Corée du Nord: Pourquoi Kim Jong-Un convoque un congrès du parti unique
KIM JONG-UN•Kim Jong-Un a ouvert ce vendredi le septième congrès du parti unique nord-coréen...William Pereira
C’est à l’abri des regards de la centaine de journalistes internationaux invités à l’occasion que s’est tenue l’ouverture du septième congrès du parti unique dans le grand palais du 25 avril, le premier depuis 1980. A l’époque, Kim Il-Sung avait profité de l’occasion pour désigner Kim Jong-Il comme son héritier. Celui convoqué par Kim Jong-Un dès vendredi est quant à lui destiné à consacrer le règne absolu du « Grand Soleil du XXIe siècle » et de faire le point sur la politique intérieure qui sera menée dans les années à venir. La stratégie de Byungjin, à savoir le fait de mener en tandem développement économique et programmes nucléaire et balistique, devrait notamment être confirmée dans les jours à venir.
Pas d’annonce majeure sur le nucléaire
Pour autant, la politique extérieure adoptée par le régime en termes de nucléaire ne devrait pas occuper une place importante lors du congrès du parti au pouvoir. « Il n’y a pas d’annonce à faire sur le nucléaire en Corée du Nord, où le terme de nucléaire a été institutionnalisé [par le régime] en 2012 », analyse Antoine Bondaz, chercheur à l’Asia Centre et spécialiste de la Corée du Nord. Il faut dire que la politique nucléaire interne ne passionne pas suffisamment les Nord-Coréens au point d’en faire le sujet central de l’événement politique majeur de ces 30 dernières années. « Dans les restaurants, quand la télé est allumée et que les chaînes d’informations diffusent des rapports sur les essais nucléaires du régime, personne n’y prête réellement attention », confirme Nicolas Levi, chercheur sur la Corée du Nord au sein de l’Académie Polonaise des Sciences, qui ajoute que « la population est intéressée par l’évolution économique du pays et la libéralisation du marché. »
Le parti unique plus que jamais au centre de la vie politique
Si la première journée du congrès a pris la forme d’un vaste bilan du premier quinquennat du leader suprême, les prochaines devraient faire l’objet d’une redistribution des cartes au sein du parti unique. « L’hypothèse la plus plausible serait d’assister à une normalisation de la vie institutionnelle, de revenir à la vie politique des années 60-70 » après deux décennies marquées par la forte présence des cadres de l’armée au sommet de la hiérarchie, explique Antoine Bondaz.
Pour Nicolas Levi, ce changement se veut plus symbolique que stratégique. « Dans les faits, l’armée a toujours été l’armée du parti.
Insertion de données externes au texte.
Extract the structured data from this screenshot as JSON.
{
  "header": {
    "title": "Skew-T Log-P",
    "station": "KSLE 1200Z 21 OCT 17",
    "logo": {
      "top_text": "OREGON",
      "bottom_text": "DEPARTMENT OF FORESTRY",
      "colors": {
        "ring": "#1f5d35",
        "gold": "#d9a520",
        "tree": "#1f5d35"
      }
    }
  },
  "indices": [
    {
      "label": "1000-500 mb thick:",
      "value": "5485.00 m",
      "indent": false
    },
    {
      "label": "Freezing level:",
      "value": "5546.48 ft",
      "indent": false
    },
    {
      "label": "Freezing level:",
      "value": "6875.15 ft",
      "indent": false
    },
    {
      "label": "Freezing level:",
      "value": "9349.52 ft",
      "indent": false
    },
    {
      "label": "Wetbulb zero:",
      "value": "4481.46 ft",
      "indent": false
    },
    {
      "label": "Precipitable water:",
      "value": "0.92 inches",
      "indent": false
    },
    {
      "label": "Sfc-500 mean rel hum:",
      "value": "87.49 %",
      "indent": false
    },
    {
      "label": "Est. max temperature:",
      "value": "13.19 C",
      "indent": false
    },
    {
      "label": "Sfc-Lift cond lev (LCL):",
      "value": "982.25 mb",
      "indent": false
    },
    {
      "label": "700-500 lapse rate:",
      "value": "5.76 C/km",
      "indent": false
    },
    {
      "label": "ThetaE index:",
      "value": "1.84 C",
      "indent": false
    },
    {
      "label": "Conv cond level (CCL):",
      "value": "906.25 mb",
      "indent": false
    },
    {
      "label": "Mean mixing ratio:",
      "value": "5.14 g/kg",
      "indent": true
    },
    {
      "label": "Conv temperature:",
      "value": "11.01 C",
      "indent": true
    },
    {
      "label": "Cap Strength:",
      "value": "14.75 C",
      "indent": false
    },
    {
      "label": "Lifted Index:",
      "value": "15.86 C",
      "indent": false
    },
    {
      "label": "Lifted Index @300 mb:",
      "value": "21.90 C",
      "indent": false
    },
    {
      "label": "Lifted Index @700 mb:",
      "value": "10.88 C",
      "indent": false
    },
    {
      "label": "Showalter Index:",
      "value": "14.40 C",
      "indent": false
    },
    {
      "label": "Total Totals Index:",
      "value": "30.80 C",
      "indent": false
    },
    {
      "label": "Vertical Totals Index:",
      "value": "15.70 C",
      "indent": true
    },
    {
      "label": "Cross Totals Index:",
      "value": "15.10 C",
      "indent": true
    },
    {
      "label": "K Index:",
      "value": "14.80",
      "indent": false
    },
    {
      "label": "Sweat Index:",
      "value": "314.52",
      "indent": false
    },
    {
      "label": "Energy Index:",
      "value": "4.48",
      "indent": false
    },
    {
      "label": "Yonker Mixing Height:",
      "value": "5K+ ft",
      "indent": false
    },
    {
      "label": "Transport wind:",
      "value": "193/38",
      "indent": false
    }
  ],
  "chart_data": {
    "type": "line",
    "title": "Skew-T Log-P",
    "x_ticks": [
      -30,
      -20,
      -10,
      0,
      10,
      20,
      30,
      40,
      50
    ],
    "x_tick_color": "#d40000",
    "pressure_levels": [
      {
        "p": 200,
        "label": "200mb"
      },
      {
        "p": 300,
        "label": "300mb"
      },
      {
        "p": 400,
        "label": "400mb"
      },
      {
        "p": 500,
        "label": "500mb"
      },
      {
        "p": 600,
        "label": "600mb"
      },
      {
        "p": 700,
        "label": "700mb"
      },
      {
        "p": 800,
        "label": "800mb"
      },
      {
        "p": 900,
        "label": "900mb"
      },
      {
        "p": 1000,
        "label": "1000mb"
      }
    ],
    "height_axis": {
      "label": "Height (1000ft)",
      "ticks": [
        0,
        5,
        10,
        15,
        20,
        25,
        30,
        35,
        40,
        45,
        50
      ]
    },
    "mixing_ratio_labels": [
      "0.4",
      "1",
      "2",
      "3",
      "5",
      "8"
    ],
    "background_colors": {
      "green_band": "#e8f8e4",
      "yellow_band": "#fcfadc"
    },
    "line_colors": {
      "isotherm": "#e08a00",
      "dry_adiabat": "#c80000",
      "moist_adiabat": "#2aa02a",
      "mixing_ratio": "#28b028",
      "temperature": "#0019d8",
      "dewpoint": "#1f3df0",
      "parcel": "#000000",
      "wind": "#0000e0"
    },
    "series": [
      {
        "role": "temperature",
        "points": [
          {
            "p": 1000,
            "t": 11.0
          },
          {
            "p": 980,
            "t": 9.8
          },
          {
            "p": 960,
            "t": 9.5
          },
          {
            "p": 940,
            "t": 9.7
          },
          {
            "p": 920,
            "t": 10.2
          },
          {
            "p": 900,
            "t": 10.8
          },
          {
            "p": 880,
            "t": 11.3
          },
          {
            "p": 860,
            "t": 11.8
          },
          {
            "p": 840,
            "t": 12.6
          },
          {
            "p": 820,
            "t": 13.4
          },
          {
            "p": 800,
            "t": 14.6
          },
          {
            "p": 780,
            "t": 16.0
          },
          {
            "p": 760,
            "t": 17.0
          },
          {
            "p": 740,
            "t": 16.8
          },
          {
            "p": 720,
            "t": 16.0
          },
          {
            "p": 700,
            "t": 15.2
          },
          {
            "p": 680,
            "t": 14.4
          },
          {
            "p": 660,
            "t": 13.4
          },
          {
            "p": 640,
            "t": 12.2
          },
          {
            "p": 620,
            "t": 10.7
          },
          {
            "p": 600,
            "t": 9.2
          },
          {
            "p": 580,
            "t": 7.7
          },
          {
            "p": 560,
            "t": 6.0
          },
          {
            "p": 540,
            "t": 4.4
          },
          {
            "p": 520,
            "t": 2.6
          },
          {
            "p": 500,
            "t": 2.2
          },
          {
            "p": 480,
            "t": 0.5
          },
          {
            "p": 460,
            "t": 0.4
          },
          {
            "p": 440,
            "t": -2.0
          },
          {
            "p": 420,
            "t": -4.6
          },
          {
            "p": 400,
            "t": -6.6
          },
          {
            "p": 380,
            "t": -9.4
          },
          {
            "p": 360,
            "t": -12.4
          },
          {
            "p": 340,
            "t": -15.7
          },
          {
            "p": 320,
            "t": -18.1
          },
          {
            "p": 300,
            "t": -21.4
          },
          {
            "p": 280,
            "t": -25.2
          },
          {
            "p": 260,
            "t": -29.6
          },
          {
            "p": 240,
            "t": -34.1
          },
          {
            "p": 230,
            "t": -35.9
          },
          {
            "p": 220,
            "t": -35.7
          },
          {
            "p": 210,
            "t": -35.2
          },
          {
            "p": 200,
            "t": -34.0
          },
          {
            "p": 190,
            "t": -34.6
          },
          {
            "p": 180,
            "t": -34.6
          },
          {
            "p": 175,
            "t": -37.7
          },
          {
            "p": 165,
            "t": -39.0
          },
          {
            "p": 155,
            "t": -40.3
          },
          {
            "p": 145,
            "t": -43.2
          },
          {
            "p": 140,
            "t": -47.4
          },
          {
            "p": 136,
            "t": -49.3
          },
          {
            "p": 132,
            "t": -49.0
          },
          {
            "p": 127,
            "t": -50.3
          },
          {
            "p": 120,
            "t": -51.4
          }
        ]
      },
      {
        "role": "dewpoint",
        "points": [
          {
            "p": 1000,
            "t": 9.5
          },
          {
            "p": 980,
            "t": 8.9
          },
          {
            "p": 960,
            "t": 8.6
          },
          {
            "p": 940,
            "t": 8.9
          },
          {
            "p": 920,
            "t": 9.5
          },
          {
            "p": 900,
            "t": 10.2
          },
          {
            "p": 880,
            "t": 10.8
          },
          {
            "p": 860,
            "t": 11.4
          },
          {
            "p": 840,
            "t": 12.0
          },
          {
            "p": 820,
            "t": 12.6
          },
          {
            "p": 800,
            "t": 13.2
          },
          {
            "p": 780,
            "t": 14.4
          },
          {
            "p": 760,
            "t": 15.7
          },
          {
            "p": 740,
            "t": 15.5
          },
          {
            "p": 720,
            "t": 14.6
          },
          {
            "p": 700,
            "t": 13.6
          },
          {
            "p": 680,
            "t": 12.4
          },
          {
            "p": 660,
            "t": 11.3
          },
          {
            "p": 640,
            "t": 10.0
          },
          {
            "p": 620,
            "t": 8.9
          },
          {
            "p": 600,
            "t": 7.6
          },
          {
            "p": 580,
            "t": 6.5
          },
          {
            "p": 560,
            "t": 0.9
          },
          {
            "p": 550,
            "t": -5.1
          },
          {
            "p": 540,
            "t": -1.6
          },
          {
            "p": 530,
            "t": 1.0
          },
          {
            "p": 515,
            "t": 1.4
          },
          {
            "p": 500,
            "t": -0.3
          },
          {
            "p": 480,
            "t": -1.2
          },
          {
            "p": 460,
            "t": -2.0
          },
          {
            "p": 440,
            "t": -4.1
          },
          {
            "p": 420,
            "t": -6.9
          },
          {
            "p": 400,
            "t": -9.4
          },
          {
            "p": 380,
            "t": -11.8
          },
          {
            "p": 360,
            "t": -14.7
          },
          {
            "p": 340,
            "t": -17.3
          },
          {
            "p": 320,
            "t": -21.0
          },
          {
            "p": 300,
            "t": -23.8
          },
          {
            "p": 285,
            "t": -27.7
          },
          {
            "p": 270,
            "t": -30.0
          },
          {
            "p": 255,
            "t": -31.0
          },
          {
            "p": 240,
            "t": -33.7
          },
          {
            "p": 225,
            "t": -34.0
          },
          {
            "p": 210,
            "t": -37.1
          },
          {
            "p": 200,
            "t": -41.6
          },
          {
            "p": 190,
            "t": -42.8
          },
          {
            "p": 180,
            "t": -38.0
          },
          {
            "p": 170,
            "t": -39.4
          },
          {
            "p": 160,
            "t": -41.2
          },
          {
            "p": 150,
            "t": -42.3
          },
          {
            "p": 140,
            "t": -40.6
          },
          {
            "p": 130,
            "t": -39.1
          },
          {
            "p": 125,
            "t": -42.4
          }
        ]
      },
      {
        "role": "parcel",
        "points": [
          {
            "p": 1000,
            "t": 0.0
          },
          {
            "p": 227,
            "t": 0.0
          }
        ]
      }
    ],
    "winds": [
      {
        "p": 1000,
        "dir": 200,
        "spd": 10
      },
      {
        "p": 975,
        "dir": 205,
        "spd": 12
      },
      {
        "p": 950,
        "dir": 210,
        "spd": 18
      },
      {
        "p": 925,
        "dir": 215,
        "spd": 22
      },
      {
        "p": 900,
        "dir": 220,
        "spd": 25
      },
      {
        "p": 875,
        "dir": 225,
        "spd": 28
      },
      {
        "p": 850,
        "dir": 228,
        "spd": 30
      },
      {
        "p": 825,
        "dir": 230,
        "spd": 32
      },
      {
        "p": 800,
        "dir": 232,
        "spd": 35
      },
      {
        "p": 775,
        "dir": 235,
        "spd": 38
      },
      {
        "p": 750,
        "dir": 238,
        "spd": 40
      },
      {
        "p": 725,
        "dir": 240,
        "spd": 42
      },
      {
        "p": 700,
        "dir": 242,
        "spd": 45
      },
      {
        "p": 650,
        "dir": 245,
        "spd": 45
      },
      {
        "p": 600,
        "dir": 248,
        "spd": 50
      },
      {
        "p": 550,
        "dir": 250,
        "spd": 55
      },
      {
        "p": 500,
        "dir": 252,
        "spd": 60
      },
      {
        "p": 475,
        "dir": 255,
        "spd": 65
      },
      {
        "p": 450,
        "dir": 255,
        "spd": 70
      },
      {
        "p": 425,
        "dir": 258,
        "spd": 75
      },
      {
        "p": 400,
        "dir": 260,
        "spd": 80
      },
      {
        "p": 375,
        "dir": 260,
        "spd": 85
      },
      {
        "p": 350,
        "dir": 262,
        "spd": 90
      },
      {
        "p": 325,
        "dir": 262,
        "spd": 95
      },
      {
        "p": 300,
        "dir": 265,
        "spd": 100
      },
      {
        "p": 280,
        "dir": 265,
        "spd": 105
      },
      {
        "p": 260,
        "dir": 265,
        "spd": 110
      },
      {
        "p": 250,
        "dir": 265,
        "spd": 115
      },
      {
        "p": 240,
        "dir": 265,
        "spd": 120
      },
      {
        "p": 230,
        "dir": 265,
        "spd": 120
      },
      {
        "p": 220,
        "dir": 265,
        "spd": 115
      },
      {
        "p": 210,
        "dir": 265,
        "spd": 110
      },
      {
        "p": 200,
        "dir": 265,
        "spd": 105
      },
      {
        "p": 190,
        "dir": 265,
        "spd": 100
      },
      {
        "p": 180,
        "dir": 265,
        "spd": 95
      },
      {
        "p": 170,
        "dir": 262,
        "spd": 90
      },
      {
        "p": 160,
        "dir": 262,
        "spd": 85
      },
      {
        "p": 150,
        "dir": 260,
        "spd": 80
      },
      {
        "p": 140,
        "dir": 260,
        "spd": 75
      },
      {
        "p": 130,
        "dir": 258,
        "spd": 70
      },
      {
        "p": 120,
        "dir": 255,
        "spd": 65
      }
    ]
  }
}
Elle a un poids important mais pas vital. Ce n’est pas le cœur du système. En revanche, il sera intéressant d’observer s’il y aura de nouvelles nominations et si, parmi les gens nommés l’on trouvera des personnes issues du civil, du militaire voire directement de la famille de Kim Jong-Un. »
Attirer les investisseurs privés
Au-delà de toute interprétation, Nicolas Levi rappelle que l’organisation d’un tel congrès est, de fait, avant tout « la preuve que le parti unique est stable. » « S’il n’y a pas eu de congrès pendant les dernières années, c’est que la Corée du Nord était en crise et que l’environnement n’était pas propice à la tenue de l’événement. Aujourd’hui, le pays a retrouvé son niveau économique des années 80 », souligne quant à lui Antoine Bondaz. Stabilité politique et embellie économique devraient donc être mises en lumière par le dirigeant nord-coréen tout au long du congrès, et ce, dans le but de « convaincre les investisseurs privés étrangers de venir s’installer en Corée du Nord », prédit Nicolas Levi.
Mais l’ouverture économique voulue par le « Grand Soleil du XXIe siècle » dans le cadre du Byungjin est-elle vraiment compatible avec un programme nucléaire agressif envers l’occident ? « Ce n’est pas contradictoire. Le progrès économique est possible dans cette configuration, mais il sera beaucoup plus long », estime Antoine Bondaz.